Deutsche Telekom
- Martin Weiß - stellv. Chefredakteur

Deutsche Telekom: Aus der Traum?

Gerüchte über einen möglichen Kaufinteressenten für T-Mobile US haben den Aktienkurs der Deutschen Telekom in den vergangenen Tagen kräftig angekurbelt. Doch nun scheint ein Deal in weite Ferne zu rücken - der DAX-Titel gibt nach.

Der japanische Mobilfunkanbieter Softbank hat am Montag sein Übernahmeangebot für Sprint Nextel um 1,5 auf 21,6 Milliarden Dollar (16,2 Mrd. Euro) erhöht und damit Spekulationen um einen Kauf der Deutschen-Telekom-Tochter T-Mobile US einen Dämpfer verpasst.

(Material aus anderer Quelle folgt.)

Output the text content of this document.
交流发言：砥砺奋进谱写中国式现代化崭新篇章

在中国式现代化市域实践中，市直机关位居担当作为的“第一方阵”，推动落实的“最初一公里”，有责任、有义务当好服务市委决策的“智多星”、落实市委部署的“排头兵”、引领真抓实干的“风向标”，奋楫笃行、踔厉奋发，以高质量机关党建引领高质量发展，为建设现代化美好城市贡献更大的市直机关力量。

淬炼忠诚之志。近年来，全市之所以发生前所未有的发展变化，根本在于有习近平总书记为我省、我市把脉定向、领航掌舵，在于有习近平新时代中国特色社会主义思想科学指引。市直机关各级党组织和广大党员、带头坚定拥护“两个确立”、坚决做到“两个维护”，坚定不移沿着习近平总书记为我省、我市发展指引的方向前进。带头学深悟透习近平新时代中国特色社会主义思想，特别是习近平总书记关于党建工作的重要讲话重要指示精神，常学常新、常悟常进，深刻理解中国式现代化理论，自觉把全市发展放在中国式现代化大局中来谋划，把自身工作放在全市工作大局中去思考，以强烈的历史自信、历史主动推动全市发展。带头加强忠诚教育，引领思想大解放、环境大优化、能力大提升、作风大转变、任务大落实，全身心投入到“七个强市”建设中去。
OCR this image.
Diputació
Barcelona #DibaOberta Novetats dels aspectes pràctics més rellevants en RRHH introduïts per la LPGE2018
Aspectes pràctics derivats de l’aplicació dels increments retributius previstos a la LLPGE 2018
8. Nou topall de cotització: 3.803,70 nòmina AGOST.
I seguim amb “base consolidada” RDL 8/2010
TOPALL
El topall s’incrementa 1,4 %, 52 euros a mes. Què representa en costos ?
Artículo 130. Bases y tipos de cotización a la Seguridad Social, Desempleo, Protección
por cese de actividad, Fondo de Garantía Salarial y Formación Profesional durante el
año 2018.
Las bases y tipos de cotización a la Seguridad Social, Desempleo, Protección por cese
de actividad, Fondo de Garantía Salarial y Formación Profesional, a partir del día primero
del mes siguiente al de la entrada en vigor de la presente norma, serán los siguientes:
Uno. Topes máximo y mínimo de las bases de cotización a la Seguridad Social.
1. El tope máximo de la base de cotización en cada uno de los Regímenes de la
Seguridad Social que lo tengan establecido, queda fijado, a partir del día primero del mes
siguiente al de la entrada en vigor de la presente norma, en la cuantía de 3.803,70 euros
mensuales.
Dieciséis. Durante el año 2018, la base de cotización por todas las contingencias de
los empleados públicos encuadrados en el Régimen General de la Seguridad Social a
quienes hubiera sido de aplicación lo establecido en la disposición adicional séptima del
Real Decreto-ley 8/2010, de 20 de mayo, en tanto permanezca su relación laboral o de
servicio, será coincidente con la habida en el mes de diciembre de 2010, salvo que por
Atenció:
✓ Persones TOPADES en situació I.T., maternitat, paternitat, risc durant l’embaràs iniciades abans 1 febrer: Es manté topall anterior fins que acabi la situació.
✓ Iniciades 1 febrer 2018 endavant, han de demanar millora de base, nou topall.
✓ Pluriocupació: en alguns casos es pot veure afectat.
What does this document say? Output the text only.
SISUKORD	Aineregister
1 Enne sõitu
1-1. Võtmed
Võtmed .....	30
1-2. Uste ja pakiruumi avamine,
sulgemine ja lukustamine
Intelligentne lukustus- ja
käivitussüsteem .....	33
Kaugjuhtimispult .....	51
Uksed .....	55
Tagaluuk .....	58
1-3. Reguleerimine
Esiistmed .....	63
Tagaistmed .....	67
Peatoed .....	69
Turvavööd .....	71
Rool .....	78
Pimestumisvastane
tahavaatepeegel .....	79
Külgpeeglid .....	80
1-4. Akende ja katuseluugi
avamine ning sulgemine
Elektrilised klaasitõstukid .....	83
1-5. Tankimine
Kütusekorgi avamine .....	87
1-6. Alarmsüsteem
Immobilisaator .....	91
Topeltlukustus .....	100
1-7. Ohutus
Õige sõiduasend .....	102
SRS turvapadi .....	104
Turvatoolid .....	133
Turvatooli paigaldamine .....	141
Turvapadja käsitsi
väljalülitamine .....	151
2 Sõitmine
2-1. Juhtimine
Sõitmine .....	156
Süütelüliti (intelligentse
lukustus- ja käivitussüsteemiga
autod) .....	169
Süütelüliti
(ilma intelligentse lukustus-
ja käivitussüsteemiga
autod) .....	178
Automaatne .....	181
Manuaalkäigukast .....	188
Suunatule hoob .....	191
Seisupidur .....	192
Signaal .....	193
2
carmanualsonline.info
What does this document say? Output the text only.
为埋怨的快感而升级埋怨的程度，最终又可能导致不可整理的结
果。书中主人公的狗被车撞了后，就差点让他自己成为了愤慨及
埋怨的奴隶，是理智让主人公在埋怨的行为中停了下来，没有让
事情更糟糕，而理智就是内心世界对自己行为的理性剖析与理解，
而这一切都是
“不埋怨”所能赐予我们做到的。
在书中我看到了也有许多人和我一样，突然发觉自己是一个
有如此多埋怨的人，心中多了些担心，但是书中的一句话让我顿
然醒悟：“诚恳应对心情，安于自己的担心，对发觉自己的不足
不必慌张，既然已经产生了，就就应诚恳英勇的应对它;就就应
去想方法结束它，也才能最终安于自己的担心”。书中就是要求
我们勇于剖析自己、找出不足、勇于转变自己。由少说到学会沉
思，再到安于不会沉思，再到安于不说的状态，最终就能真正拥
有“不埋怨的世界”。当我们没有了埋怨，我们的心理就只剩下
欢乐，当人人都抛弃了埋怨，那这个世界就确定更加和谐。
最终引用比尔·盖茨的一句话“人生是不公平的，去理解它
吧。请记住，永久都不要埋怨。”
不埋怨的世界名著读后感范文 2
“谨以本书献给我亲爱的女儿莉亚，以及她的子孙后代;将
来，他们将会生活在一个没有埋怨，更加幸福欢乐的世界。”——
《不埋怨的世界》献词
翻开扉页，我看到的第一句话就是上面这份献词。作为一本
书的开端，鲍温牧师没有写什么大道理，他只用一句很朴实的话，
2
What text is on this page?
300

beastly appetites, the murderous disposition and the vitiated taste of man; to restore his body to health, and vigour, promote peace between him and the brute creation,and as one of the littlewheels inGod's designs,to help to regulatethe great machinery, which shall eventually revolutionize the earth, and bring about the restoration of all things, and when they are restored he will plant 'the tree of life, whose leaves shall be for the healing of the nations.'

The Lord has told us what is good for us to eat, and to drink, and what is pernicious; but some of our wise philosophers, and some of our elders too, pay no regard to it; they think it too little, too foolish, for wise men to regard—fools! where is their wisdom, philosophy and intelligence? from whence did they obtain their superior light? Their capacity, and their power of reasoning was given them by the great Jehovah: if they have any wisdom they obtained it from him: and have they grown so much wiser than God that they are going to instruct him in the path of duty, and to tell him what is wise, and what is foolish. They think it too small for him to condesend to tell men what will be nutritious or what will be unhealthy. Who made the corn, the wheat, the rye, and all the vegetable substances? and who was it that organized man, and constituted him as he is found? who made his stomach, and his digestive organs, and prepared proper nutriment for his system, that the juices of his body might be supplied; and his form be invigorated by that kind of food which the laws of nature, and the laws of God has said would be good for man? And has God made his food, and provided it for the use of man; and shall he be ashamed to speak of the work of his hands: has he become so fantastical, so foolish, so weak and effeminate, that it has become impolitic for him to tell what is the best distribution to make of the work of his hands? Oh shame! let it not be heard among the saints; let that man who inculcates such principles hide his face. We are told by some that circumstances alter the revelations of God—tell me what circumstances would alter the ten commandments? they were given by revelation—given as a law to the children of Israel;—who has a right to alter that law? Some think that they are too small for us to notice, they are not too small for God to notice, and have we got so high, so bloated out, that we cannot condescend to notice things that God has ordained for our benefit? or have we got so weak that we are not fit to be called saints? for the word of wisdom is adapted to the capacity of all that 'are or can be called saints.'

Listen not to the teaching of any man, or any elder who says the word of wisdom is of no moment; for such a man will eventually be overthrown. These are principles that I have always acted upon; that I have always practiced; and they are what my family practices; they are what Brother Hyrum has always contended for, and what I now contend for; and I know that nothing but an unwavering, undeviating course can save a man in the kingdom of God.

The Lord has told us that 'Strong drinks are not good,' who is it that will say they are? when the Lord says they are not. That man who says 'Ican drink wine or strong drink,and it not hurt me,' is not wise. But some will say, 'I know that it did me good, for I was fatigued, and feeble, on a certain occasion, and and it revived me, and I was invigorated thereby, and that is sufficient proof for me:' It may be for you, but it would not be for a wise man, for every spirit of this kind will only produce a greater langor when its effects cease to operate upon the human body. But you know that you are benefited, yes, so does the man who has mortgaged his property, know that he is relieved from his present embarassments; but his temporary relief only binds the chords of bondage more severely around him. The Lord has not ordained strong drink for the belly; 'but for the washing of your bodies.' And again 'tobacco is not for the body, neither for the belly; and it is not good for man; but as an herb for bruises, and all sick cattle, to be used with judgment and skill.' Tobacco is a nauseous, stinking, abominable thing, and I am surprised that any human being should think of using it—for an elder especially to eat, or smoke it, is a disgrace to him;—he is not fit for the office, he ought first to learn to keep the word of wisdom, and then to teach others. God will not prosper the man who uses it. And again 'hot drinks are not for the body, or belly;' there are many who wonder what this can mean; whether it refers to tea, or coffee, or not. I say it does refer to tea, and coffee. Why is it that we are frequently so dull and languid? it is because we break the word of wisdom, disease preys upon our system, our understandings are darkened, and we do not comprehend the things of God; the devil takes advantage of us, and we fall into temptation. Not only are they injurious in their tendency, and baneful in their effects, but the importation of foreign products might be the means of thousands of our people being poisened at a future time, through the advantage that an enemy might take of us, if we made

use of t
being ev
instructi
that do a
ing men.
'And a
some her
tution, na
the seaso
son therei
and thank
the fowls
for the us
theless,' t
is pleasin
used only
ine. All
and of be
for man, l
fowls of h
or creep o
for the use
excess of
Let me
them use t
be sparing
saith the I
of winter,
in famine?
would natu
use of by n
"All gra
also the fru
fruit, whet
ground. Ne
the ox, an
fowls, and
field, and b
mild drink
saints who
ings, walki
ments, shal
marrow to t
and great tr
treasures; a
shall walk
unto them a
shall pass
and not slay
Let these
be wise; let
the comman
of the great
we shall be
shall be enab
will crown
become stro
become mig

Die Aktie des DAX-Konzerns rutscht im frühen Handel am Dienstag prompt um 1,1 Prozent auf 8,92 Euro ab.

Kampf geht in die nächste Runde

Softbank-Chef Masayoshi Son plant seit Längerem den Einstieg in den amerikanischen Mobilfunkmarkt - vorzugsweise via Sprint Nextel als Sprungbrett. Sprint ist der drittgrößte Mobilfunker nach Verizon und AT&T. Sons erstes Kaufangebot über 20 Milliarden Dollar für 70 Prozent der Anteile wurde vom US-Satelliten-TV-Anbieter Dish Networks jedoch überboten. Seither versuchen beide Seiten die Großaktionäre von Sprint auf ihre Seite zu ziehen.

Softbank mit Plan B

US-Medien hatten zuletzt berichtet, dass Son für den Fall eines Scheiterns der Übernahme die Deutsche Telekom aus T-Mobile US herauskaufen wolle, als Plan B sozusagen. In den Ohren vieler Telekom-Aktionäre muss das wie Musik geklungen haben, die Telekom-Aktie kletterte kräftig.

Die Fusion zwischen der Problemtochter T-Mobile USA mit MetroPCS galt nach dem geplatzten Deal mit AT&T im Jahr 2011 vielen als Notlösung. Mit dem Verkauf der Anteile könnten die Bonner endgültig einen Schlussstrich unter ihr verlustreiches US-Abenteuer ziehen und sich stärker auf Wachstumsmärkte konzentrieren können.

Aus der Traum?

Ein solcher Deal ist aber noch nicht ganz vom Tisch – Dish könnte seine Offerte von 25,5 Milliarden Dollar schließlich nachbessern, um jene Großaktionäre bei Sprint  umzustimmen, die nun die Softbank als Käufer favorisieren.

Den deutschen Anlegern bleibt nichts anderes übrig, als abzuwarten, wie sich die Übernahmenschlacht um Sprint weiter entwickelt. Die Telekom-Aktie tendiert aktuell zwar schwächer, hat zuletzt aber ihren kurzfristigen Aufwärtstrend bestätigt. Deshalb gilt: dabeibleiben!